From T1, one instruction is executed in each cycle, that is, IPC=1. This is the most efficient instruction execution mode. However, not all instructions are single-cycle instructions. For example, the LDR instruction for accessing the memory is a non-single-cycle instruction. This instruction interrupts the execution of the pipeline, as shown in Figure 2.
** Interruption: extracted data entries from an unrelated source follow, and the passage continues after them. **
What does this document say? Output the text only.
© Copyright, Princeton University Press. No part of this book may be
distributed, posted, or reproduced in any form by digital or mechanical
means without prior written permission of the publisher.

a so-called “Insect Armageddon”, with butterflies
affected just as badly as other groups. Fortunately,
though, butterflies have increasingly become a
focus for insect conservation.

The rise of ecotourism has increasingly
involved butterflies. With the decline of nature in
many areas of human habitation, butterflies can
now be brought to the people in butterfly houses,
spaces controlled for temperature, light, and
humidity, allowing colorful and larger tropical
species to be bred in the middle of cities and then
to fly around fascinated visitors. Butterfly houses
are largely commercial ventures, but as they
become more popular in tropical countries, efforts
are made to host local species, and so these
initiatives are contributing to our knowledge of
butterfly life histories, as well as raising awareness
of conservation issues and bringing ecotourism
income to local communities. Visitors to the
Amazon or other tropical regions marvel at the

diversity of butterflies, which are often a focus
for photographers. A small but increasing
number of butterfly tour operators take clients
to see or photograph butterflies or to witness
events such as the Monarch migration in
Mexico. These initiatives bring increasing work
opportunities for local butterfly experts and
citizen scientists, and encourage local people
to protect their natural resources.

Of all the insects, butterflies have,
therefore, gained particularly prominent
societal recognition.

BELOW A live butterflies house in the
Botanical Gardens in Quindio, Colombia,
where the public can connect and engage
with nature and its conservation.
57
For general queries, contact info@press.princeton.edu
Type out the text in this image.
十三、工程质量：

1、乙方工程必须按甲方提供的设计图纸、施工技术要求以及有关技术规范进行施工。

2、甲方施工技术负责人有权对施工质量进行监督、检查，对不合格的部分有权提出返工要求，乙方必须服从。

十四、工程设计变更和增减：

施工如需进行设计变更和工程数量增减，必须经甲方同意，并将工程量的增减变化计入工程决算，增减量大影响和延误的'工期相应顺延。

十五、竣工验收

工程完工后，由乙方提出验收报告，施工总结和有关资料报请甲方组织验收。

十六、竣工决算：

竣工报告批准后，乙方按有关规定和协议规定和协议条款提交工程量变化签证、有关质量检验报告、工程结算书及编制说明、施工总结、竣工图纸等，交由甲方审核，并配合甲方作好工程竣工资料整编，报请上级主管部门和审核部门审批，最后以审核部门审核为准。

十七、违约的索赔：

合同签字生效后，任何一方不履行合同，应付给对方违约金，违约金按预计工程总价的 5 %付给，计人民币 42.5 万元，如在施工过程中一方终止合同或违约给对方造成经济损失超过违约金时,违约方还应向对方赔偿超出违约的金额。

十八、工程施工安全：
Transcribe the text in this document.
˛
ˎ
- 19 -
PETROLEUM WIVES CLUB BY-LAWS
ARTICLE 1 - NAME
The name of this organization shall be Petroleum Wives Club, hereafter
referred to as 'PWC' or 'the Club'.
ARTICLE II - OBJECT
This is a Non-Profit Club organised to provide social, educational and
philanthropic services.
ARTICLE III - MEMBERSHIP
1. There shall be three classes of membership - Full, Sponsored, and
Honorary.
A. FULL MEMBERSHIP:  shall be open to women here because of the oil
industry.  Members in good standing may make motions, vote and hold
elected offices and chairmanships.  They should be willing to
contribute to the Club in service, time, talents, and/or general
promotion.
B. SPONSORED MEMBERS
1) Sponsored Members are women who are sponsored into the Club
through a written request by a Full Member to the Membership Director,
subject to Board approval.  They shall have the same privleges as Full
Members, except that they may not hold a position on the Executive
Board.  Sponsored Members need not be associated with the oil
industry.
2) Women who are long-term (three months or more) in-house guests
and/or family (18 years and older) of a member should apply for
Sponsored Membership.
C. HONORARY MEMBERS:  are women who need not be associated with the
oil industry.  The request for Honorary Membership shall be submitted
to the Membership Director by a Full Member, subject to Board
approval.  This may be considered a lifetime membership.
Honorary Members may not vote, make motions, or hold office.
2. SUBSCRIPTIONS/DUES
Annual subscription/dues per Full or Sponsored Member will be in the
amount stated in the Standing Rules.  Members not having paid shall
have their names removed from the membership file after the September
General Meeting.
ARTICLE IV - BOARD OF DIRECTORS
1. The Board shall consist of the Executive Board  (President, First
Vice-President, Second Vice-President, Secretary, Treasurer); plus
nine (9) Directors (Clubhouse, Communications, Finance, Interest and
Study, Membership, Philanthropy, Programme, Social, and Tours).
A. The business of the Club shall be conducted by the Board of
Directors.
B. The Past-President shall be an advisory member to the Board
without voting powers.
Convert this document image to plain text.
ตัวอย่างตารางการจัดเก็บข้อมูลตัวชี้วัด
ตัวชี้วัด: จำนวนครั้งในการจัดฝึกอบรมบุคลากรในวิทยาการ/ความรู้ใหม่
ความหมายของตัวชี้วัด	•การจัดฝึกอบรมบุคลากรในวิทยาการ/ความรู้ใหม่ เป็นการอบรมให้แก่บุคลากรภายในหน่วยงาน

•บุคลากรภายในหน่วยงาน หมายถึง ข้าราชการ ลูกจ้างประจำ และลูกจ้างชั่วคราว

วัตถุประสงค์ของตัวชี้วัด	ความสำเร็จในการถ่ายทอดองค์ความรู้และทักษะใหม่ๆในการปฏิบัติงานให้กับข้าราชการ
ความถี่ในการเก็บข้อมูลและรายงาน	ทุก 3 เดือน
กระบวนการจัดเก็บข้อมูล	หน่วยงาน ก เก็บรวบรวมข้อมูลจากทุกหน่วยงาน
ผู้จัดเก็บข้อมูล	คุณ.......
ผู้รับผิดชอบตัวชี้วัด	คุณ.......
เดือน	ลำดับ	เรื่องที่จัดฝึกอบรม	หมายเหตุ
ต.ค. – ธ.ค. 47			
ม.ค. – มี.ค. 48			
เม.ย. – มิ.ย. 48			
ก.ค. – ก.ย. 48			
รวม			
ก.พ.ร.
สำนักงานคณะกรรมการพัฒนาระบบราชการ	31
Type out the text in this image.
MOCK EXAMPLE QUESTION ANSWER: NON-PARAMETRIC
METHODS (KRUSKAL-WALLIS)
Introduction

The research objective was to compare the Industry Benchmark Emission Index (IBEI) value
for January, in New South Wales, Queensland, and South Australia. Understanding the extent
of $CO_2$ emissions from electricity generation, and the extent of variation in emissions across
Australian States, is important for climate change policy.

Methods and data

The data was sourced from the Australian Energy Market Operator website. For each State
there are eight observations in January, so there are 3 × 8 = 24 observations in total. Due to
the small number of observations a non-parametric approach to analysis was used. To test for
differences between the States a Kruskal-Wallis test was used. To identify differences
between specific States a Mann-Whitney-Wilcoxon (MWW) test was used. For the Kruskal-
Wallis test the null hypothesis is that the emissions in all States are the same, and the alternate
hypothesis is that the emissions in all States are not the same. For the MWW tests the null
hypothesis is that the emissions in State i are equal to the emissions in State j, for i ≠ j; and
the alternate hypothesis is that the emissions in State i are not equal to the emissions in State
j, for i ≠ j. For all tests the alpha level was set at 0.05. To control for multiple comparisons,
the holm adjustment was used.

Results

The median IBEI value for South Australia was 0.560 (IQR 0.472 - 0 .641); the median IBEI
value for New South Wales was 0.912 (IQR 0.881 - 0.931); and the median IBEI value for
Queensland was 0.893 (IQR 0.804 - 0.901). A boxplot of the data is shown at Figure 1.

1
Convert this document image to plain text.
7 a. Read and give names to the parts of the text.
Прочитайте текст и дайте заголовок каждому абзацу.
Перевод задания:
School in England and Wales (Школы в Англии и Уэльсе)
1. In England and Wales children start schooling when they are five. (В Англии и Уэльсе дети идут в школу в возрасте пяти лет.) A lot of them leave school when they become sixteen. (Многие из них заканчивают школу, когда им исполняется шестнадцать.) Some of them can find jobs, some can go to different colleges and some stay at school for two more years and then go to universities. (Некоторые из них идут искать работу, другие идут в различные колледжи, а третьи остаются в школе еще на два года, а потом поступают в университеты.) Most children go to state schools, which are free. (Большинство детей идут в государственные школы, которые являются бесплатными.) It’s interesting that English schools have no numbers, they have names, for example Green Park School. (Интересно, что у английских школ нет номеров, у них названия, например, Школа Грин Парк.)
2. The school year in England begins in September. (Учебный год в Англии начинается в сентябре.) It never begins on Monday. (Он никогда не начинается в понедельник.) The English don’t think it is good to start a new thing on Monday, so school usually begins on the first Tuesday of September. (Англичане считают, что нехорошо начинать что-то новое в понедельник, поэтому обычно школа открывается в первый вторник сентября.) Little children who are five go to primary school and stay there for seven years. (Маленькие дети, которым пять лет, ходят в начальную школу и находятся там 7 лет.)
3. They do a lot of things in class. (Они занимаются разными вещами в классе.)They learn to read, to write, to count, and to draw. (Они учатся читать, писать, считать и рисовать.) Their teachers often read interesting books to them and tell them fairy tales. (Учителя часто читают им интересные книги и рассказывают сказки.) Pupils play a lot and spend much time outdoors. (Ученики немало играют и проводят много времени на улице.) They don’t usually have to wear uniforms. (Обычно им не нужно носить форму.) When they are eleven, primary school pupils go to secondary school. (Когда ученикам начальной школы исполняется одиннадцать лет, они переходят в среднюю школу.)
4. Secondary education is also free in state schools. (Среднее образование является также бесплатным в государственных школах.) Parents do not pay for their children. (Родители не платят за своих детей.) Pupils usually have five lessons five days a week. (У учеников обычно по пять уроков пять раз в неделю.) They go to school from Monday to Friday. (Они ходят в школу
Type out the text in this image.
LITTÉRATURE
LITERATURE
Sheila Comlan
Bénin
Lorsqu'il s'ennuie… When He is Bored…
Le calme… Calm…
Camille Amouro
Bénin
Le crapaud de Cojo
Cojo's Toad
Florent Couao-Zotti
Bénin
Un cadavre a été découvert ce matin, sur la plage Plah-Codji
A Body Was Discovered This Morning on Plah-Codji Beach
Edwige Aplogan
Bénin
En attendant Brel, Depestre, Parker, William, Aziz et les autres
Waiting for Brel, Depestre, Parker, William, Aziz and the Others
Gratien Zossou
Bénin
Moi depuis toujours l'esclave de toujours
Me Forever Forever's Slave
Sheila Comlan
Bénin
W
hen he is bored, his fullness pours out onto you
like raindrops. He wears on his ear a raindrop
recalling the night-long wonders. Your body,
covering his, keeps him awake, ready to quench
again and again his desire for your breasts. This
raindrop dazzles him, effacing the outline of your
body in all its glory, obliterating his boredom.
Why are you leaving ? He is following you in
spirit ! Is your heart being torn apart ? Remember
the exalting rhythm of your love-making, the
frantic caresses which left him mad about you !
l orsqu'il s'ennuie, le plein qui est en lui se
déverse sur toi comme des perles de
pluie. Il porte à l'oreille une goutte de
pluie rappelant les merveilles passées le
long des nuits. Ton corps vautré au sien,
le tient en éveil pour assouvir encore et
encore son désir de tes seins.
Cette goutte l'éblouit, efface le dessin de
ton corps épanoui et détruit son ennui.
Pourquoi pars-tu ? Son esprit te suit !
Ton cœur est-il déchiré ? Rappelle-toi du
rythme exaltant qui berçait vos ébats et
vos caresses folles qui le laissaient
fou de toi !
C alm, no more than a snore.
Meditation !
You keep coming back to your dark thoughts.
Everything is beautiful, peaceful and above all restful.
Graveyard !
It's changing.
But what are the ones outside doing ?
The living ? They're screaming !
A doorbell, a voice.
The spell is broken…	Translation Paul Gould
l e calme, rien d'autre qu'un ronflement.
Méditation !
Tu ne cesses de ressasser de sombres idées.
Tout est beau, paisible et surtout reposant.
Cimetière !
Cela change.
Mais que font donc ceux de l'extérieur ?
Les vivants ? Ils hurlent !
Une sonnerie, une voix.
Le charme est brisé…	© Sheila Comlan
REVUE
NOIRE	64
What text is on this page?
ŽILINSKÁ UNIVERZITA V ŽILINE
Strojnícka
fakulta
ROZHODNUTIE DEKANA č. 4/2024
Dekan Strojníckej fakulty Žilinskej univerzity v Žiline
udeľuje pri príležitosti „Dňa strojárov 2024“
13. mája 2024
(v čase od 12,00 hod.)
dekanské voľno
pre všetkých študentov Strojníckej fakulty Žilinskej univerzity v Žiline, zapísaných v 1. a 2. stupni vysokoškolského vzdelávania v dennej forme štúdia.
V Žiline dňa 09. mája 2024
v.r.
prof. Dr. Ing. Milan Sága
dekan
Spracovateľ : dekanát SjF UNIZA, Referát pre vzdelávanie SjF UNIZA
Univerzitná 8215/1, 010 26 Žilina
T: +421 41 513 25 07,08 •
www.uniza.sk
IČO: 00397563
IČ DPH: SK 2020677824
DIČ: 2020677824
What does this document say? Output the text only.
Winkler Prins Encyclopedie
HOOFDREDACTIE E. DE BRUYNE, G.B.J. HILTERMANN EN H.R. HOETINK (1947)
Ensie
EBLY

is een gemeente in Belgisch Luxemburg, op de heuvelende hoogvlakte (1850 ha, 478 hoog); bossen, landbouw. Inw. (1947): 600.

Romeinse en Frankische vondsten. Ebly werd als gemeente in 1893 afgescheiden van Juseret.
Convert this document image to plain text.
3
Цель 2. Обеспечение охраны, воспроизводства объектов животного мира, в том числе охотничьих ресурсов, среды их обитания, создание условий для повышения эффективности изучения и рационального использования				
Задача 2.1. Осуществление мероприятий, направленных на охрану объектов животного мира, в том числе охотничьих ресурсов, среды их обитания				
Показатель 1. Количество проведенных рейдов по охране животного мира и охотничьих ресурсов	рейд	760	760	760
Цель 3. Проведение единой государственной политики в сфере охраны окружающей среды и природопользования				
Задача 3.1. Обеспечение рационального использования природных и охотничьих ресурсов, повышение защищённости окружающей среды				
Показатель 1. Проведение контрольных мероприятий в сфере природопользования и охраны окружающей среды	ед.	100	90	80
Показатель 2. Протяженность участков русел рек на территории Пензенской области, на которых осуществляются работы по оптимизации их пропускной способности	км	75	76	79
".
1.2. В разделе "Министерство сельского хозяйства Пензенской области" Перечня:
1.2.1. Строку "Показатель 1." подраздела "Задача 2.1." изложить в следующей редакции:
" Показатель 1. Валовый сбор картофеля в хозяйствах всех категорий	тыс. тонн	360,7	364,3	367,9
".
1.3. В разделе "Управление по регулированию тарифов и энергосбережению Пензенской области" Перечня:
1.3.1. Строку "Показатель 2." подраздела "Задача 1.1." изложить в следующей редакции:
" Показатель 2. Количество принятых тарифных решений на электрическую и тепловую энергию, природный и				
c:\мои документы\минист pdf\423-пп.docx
The LDR instruction is used to load data from the memory to a register. The execution of this instruction occupies three cycles from T3 to T5. At T3, the signal control cable is occupied to calculate the address of the memory. However, the decoding process also needs the cable. Therefore, at T3, the decoding operation of the first ADD cannot be performed, and the instruction fetch operation of the second ADD is not affected. At T4, the LDR instruction is accessing the memory, and the signal control cable is released. Therefore, the decoding operation of the first ADD is performed, and the decoding operation of the second ADD cannot be performed in this cycle. Because the von Neumann architecture is used, data and instructions share the same memory, and instructions cannot be read when the memory is accessed. Therefore, the instruction fetch operation of the MOV instruction is interrupted. At T5, data is fetched from the memory and stored in the register of the CPU. This operation occupies the execution unit. The first ADD instruction is interrupted, and the second ADD instruction enters the decoder for decoding. The instruction fetch operation of the MOV instruction is also performed.
Only one instruction is executed in the three cycles from T3 to T5. In general, six instructions are executed in eight cycles from T1 to T8, that is, IPC=0.75. According to the preceding instruction execution process, the multi-cycle LDR instruction occupies three clock cycles in the execution phase. As a result, the execution of subsequent instructions is blocked and the pipeline efficiency is hindered.